La constitution de pôles financiers
dans le secteur des médias d’information est concomitante à l’implication
croissante dans ce dernier d’acteurs dont les intérêts économiques s’étendent
dans l’ensemble de la sphère économique. Une telle évolution exacerbe la
tension entre d’une part la déontologie journalistique, et ses corollaires de
la liberté d’expression, d’indépendance, d’objectivité et de pluralisme, et
d’autre part les logiques économiques qui régissent le secteur. Cette tension,
qui est très ancienne, se cristallise dans un premier temps autour de ce que
Julien Duval appelle la « problématique obligée » [Duval, 2004,
p.49]. Il s’agit en fait de la question des relations entre les journalistes et
les intérêts économiques.
Journalistes,
connivence et régulation interne
Commençant son analyse par un ouvrage
de 1891 de Zola, L’Argent, J.Duval s’efforce de retracer l’histoire de
cette problématique qui consiste à interroger les relations que la presse
entretient avec les pouvoirs économiques à la lumière des pratiques corrompues
d’une presse « vénale ». Le développement d’une telle presse trouve
ses racines au XIXème siècle dans la période où en France l’on voit s’affirmer
un capitalisme industriel et financier, qui fait appel aux épargnants par le
biais de la Bourse. A cette occasion, une multitude de journaux boursiers sont
créés, tenus très souvent par des établissements bancaires et par des acteurs
fortement impliqués dans la spéculation boursière, dans le seul but de
manipuler les épargnants. Cette période aura des répercussions sur la
constitution du champ journalistique en France, produit des débats qui ont eu
lieu à l’époque : « suscité par certaines fractions du monde
intellectuel et politique ce débat constitue une mise en question de
l’influence que l’économie exerce sur la presse. L’un de ces effets, encore
très observable aujourd’hui, réside dans l’imposition d’une définition de
l’indépendance journalistique qui est progressivement dominante » [ibid.,
p.35]. Ce processus de régulation interne du champ journalistique débute à la
fin du XIXème siècle en France, initié par des journalistes, qui, comme le
rappelle Cyril Lemieux, « étaient les premiers à considérer que si la
mutation capitaliste de la presse devait être assurée, des principes
régulateurs néanmoins devaient être instaurés, afin d’empêcher que la logique
du verdict populaire ne mène inexorablement à la dégradation morale du débat
public, et qu’elle n’encourage la prolifération des conduites journalistiques
avilissantes et la perte définitive d’autonomie face aux employeurs »
[Lemieux, 2000, p.50].
De ce point de vue, l’emprise de
l’économie sur l’information est envisagée uniquement depuis l’angle des
pressions et ingérences rédactionnelles que subissent les journalistes quand il
s’agit d’enquêter sur des questions qui touchent les intérêts économiques de
leurs employeurs.
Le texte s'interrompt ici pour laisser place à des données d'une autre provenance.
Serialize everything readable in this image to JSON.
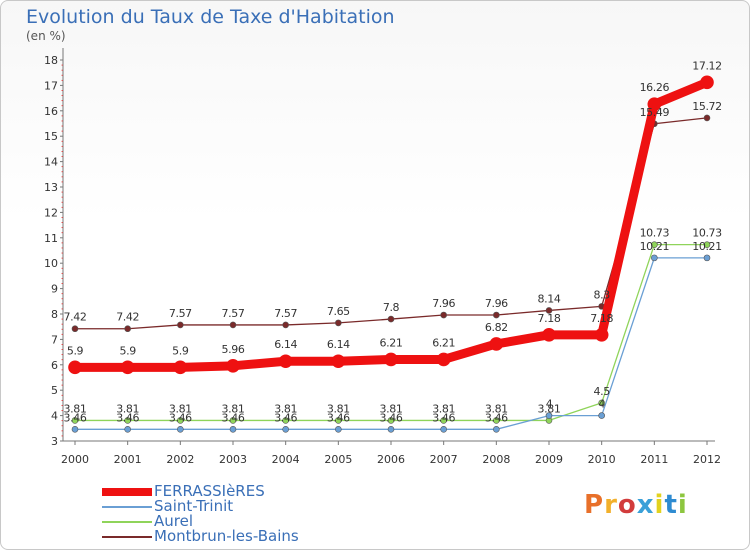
{
  "header": {
    "title": "Evolution du Taux de Taxe d'Habitation",
    "unit": "(en %)"
  },
  "logo": {
    "text": "Proxiti",
    "colors": [
      "#e8702a",
      "#f2b02b",
      "#d23c3c",
      "#3aa0d8",
      "#e2d21f",
      "#2e8bd1",
      "#8dc63f"
    ]
  },
  "chart_data": {
    "type": "line",
    "x": [
      "2000",
      "2001",
      "2002",
      "2003",
      "2004",
      "2005",
      "2006",
      "2007",
      "2008",
      "2009",
      "2010",
      "2011",
      "2012"
    ],
    "ylim": [
      3,
      18
    ],
    "yticks": [
      3,
      4,
      5,
      6,
      7,
      8,
      9,
      10,
      11,
      12,
      13,
      14,
      15,
      16,
      17,
      18
    ],
    "grid": false,
    "legend_position": "bottom-left",
    "series": [
      {
        "name": "Montbrun-les-Bains",
        "color": "#7a2a2a",
        "width": 1.3,
        "values": [
          7.42,
          7.42,
          7.57,
          7.57,
          7.57,
          7.65,
          7.8,
          7.96,
          7.96,
          8.14,
          8.3,
          15.49,
          15.72
        ],
        "labels": [
          "7.42",
          "7.42",
          "7.57",
          "7.57",
          "7.57",
          "7.65",
          "7.8",
          "7.96",
          "7.96",
          "8.14",
          "8.3",
          "15.49",
          "15.72"
        ]
      },
      {
        "name": "Aurel",
        "color": "#8fd45a",
        "width": 1.3,
        "values": [
          3.81,
          3.81,
          3.81,
          3.81,
          3.81,
          3.81,
          3.81,
          3.81,
          3.81,
          3.81,
          4.5,
          10.73,
          10.73
        ],
        "labels": [
          "3.81",
          "3.81",
          "3.81",
          "3.81",
          "3.81",
          "3.81",
          "3.81",
          "3.81",
          "3.81",
          "3.81",
          "4.5",
          "10.73",
          "10.73"
        ]
      },
      {
        "name": "Saint-Trinit",
        "color": "#6a9fd4",
        "width": 1.3,
        "values": [
          3.46,
          3.46,
          3.46,
          3.46,
          3.46,
          3.46,
          3.46,
          3.46,
          3.46,
          4,
          4,
          10.21,
          10.21
        ],
        "labels": [
          "3.46",
          "3.46",
          "3.46",
          "3.46",
          "3.46",
          "3.46",
          "3.46",
          "3.46",
          "3.46",
          "4",
          "4",
          "10.21",
          "10.21"
        ]
      },
      {
        "name": "FERRASSIèRES",
        "color": "#ee1111",
        "width": 9,
        "values": [
          5.9,
          5.9,
          5.9,
          5.96,
          6.14,
          6.14,
          6.21,
          6.21,
          6.82,
          7.18,
          7.18,
          16.26,
          17.12
        ],
        "labels": [
          "5.9",
          "5.9",
          "5.9",
          "5.96",
          "6.14",
          "6.14",
          "6.21",
          "6.21",
          "6.82",
          "7.18",
          "7.18",
          "16.26",
          "17.12"
        ]
      }
    ],
    "legend_order": [
      "FERRASSIèRES",
      "Saint-Trinit",
      "Aurel",
      "Montbrun-les-Bains"
    ]
  }
}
Julien Duval, à l’appui des exemples concrets, montre que
cette approche, qu’il nomme « problématique obligée », et qui
consiste à mettre en cause des pratiques compromettantes volontaires de la part
des journalistes est, encore aujourd’hui, le point de vue qui s’impose aux
médias quand il s’agit de traiter leurs propres relations avec la sphère de
l’économie. C’est la même question qu’aborde Géraldine Mulhmann quand elle
examine un courant critique des médias qui consiste à mettre en évidence le
degré auquel certains journalistes sont au service des pouvoirs politiques et
économiques [Mullhmann, 2004][1]. La
démonstration est faite à travers une description des intérêts financiers et
économiques dans lesquels sont imbriqués les grands médias, une tendance qui se
renforce actuellement comme nous l’avons vu plus haut, ainsi qu’à travers la
mise en évidence du circuit fermé dans lequel évoluent les journalistes
influents, les dirigeants politiques et les hommes d’affaires, un milieu homogène
tant du point de vue économique que idéologique : « les maux
sont aisément identifiés – des journalistes au service des puissants – ,
ce qui suppose un remède lui-même clair – un journalisme qui rompe ce lien
incestueux avec les puissants » [ibid., p.39].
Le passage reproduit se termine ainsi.